At the first meeting in 2023, Regional Development Committee welcomed Commissioner for Cohesion and Reforms Elisa Ferreira, who came to present the new Commission initiative aimed at addressing unfavourable demographic changes across the EU and maintaining talents in the EU regions. According to the Harnessing Talent in Europe´s regions initiative, sharp decline in working age population, low share of people with tertiary education and the so called “brain drain” or loss of young skilled population affect already 82 regions in 16 member states representing almost 30% of the EU population. As a result, these regions either face talent development trap or are at risk of falling into this trap, which negatively affects their socio-economic development and increase territorial disparities weakening EU cohesion.
Commissioner Ferreira stressed that the aim of the initiative is to call for attention to these development. She presented the Talent Booster Mechanism – a series of targeted tools such as assistance to regions in developing implementation strategies to address these challenges, use of the cohesion funds to boost innovation, strengthening of the exchange of experiences and access to information via a dedicated portal. Commissioner conceded that no single solution is applicable across the regions and she also noted that financial assistance for the initiative will only be provided under existing instruments.

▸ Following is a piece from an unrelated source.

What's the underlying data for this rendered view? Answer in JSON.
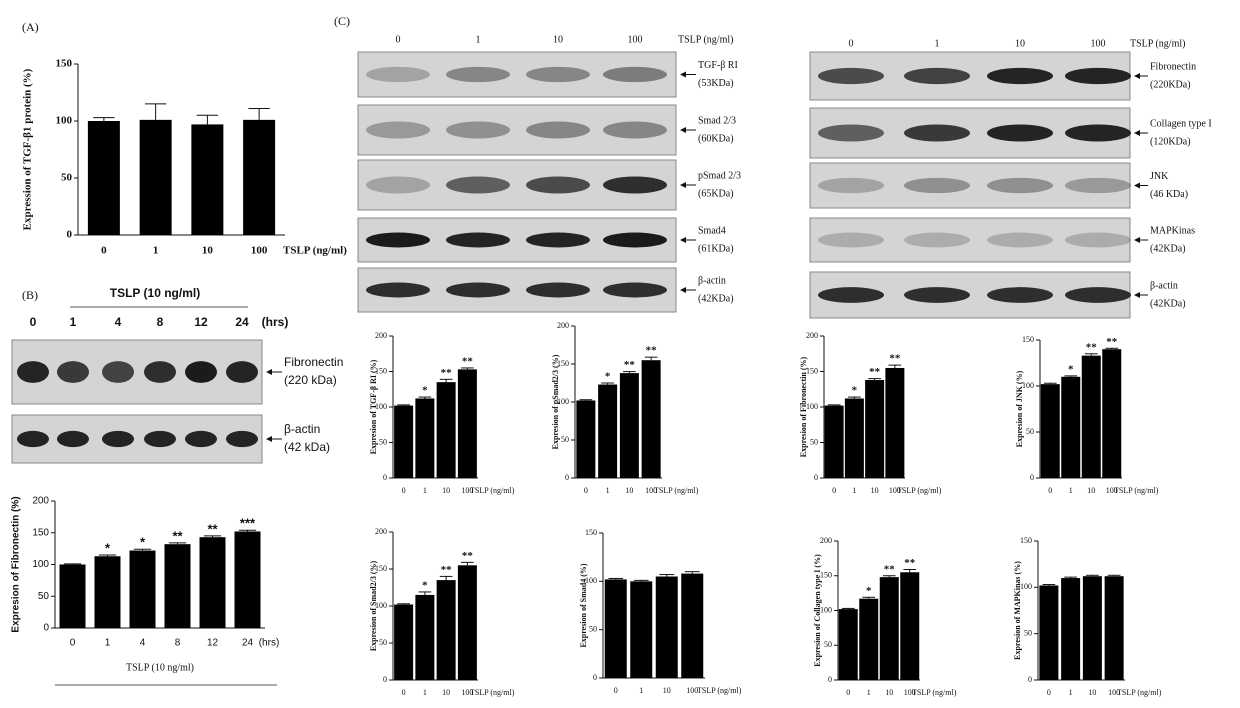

MEPs welcomed the initiative as an important starting point for further discussions and as a first deliverable of the EU Year of Skills. They stressed the need to address the brain drain in particular and across member states, most notably in EU periphery, where the situation seems to be the most dramatic. They highlighted the importance of concrete actions and speedy implementation of practical steps and called for more investments by member states into provision of public services, infrastructure, education, health and social services in the affected regions. They also suggested exploring possibilities for additional financial resources to support the programme. MEPs believe that in order for the skilled population to stay in the affected regions several other problems have to be addressed simultaneously such as accessible housing, health care and education, availability of qualified jobs and developed infrastructure. MEPs noted that special attention should be paid to fully developing opportunities of the rural areas and of the migration and to bear in mind the importance of inclusiveness for the initiative to be successful.